It was a sunny afternoon, late in November, when I finished the last day of Apple Pressing. The temperature was in the fifty degree range. This is good, because I'm always drenched in water and apple pulp when I process apples. In past years, I have processed apples when it was in the thirties and that is brutal

The pulp that comes out of the apple grinder has a delicious apple aroma. I love the aroma and so do the wasps. Fortunately, I have never been stung when processing apples. I think the wasps are too busy drinking apple juice to get angry!

I pour about nine bushels of apple pulp into the apple press to fill it up. I use a “Hydropress”. This is an apple press that uses water pressure to squeeze the juice from the apple pulp. I get a decent amount of juice from each pressing – around two and a half gallons of juice per bushel of ripe apples.

The Hydropress squeezes the apple pulp against a cloth screen that's placed inside a round, stainless steel screen. This separates the apple juice from the apple pulp. The juice flows out of the press and through another fine screen into buckets. The buckets of juice are then poured into five gallon glass bottles.

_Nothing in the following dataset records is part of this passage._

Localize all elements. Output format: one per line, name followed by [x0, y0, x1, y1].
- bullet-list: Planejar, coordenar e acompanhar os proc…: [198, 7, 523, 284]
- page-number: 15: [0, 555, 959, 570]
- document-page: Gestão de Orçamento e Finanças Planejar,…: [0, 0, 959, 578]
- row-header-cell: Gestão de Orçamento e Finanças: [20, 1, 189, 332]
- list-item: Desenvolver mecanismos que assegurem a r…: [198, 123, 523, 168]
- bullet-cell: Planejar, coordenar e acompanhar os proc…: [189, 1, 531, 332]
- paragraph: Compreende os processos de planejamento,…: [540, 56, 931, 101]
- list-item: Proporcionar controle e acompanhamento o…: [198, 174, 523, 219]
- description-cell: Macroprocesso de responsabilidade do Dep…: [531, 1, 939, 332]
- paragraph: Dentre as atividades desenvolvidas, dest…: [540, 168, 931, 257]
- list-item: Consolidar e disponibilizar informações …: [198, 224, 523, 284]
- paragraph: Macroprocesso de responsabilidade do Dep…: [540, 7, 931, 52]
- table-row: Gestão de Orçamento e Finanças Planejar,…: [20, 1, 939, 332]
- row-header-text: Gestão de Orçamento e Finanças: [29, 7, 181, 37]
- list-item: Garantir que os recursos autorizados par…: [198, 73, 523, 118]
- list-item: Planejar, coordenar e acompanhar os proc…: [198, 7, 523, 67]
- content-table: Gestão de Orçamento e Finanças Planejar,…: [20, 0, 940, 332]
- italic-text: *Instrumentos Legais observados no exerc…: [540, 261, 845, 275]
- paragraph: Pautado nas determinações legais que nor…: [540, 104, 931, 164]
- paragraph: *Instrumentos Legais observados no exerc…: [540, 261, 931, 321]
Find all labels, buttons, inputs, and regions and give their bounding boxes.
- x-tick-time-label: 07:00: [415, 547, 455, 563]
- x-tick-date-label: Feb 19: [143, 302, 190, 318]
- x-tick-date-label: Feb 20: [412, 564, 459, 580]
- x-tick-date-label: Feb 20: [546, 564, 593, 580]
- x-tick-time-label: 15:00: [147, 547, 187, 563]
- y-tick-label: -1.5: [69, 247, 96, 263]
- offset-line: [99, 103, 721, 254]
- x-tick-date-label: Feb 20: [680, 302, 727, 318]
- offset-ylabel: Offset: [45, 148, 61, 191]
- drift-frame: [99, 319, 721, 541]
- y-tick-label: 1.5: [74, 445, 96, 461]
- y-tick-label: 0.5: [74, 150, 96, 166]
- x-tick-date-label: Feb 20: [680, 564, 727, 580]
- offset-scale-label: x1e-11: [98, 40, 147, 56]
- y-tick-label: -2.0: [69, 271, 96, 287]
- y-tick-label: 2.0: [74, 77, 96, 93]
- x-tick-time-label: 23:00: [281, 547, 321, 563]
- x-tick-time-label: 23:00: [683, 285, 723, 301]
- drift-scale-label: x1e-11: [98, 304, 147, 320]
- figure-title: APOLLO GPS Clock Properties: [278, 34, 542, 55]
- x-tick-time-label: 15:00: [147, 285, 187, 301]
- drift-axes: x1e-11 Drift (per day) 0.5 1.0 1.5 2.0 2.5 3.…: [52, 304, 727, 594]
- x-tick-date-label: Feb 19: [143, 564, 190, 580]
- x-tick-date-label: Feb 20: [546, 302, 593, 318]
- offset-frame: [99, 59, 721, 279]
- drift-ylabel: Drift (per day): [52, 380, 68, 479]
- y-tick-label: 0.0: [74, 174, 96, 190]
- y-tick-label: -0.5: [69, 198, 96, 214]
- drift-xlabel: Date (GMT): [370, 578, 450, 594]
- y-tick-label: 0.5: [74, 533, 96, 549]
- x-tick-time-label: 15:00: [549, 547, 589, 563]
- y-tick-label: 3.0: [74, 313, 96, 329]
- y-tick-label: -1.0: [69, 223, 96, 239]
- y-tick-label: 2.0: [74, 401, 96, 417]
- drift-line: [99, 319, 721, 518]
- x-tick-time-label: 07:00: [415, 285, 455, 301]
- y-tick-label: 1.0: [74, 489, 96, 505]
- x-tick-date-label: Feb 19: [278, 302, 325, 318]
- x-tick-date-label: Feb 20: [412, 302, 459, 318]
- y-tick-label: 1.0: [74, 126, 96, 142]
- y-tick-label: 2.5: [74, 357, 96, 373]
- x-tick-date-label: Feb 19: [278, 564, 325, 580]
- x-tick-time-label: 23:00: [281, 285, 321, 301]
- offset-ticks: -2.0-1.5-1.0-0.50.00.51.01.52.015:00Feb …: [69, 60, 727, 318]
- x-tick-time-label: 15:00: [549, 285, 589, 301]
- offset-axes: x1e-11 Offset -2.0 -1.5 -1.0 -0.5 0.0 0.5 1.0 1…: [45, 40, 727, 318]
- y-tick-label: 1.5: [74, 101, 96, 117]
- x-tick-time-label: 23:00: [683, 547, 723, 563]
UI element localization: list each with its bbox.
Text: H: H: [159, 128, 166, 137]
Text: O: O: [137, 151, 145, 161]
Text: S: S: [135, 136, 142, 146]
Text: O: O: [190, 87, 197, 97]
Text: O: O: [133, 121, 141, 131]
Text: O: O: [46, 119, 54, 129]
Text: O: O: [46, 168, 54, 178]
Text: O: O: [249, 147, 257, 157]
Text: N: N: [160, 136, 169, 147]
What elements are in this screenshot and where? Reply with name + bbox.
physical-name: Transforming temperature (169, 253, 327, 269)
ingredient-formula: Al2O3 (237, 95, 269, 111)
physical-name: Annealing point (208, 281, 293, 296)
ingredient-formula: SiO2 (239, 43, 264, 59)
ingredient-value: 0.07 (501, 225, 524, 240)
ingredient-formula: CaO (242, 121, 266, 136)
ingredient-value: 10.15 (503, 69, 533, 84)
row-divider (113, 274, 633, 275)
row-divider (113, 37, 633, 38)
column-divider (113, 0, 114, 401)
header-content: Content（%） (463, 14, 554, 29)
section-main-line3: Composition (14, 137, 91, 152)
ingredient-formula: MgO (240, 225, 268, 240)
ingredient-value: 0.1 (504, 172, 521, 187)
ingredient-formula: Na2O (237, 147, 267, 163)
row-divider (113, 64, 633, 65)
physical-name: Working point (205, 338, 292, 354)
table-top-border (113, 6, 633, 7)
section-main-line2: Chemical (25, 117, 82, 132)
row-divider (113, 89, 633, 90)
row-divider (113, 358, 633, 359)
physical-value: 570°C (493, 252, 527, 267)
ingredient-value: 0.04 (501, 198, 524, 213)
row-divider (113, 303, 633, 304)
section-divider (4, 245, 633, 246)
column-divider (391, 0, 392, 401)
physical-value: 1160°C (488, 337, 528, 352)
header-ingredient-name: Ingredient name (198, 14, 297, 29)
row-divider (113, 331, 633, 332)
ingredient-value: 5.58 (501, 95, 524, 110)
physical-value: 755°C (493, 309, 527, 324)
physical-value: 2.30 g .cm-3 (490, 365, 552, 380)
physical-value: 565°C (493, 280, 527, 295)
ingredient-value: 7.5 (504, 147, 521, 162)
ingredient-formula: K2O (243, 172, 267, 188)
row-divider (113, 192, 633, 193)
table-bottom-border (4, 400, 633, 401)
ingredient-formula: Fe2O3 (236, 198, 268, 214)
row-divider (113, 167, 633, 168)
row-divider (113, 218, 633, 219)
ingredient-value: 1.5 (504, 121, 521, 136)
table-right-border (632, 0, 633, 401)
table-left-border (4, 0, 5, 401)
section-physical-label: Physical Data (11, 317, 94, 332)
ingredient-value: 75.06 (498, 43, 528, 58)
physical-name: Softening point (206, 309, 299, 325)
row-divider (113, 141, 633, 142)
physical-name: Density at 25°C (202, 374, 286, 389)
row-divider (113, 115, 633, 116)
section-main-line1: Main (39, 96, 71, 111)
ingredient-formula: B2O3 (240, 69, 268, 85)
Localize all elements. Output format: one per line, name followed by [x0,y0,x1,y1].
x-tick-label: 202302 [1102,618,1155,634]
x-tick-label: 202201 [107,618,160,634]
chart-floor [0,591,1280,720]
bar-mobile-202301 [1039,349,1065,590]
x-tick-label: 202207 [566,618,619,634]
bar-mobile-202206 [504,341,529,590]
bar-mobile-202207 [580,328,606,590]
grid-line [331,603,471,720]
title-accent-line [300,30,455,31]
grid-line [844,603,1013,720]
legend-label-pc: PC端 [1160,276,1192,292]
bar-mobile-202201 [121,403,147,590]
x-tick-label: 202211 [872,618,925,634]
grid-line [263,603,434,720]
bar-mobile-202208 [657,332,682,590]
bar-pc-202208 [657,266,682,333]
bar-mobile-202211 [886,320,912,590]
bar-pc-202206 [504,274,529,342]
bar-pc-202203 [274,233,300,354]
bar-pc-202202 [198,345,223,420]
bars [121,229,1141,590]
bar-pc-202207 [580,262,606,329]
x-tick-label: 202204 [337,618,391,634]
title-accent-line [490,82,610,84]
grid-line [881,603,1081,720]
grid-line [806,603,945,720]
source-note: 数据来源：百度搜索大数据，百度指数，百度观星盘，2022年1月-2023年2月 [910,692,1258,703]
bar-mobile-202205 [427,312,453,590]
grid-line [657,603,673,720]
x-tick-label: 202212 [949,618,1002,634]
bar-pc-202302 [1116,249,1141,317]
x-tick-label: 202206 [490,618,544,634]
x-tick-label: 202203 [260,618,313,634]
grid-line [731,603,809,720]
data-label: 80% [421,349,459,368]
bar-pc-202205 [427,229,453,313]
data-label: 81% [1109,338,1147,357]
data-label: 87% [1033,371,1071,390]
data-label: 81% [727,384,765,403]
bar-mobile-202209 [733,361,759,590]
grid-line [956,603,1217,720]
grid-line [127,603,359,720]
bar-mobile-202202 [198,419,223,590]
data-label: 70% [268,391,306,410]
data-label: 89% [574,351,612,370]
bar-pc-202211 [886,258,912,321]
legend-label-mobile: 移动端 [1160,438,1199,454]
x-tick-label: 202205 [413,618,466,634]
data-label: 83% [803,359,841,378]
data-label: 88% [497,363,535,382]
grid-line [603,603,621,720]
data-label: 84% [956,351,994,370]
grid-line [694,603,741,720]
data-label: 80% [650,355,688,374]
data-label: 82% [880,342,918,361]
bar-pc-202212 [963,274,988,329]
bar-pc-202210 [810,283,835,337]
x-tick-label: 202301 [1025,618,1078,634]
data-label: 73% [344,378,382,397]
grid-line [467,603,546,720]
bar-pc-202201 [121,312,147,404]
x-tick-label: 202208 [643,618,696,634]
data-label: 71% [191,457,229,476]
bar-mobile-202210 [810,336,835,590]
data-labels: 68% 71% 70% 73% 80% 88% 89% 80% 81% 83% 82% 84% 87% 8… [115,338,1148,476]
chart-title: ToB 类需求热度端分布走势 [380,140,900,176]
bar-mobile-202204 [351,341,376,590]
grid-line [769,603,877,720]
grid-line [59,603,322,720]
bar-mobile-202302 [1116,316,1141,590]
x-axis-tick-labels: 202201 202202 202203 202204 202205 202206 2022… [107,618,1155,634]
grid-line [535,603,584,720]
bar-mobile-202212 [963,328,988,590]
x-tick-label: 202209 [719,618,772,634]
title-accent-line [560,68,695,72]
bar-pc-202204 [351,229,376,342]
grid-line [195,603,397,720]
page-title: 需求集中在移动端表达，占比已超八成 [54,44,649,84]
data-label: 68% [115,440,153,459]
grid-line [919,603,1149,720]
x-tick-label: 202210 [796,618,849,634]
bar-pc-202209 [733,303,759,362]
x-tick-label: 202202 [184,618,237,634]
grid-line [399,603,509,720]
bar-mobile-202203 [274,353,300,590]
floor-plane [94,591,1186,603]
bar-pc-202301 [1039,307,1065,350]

An organic, natural yeast is added to the bottles and they are capped with an “airlock”. The airlock prevents oxygen from entering the bottle, but lets carbon dioxide from the fermentation process escape from the bottle.

Then the glass bottles are rolled on a cart into the Cider Room – each five gallon bottle of juice weighs around forty pounds. The Cider Room is kept at a comfortable seventy degrees Fahrenheit – a cozy temperature for the active yeast that will convert the sugar in the apple juice into alcohol (the first step in making vinegar).

So now, it is the end of the Fall Season and the apple juice is merrily bubbling in the warm cider room. The apple harvest and apple pressing is finally over. For the month of December, I can rest a bit. I let nature take its course (with a little help from your friendly neighborhood vinegar brewer) as the apple juice ferments into Apple Cider.

But the cold months of Winter are coming and that means the apple trees will need pruning. And so, one season ends and another begins.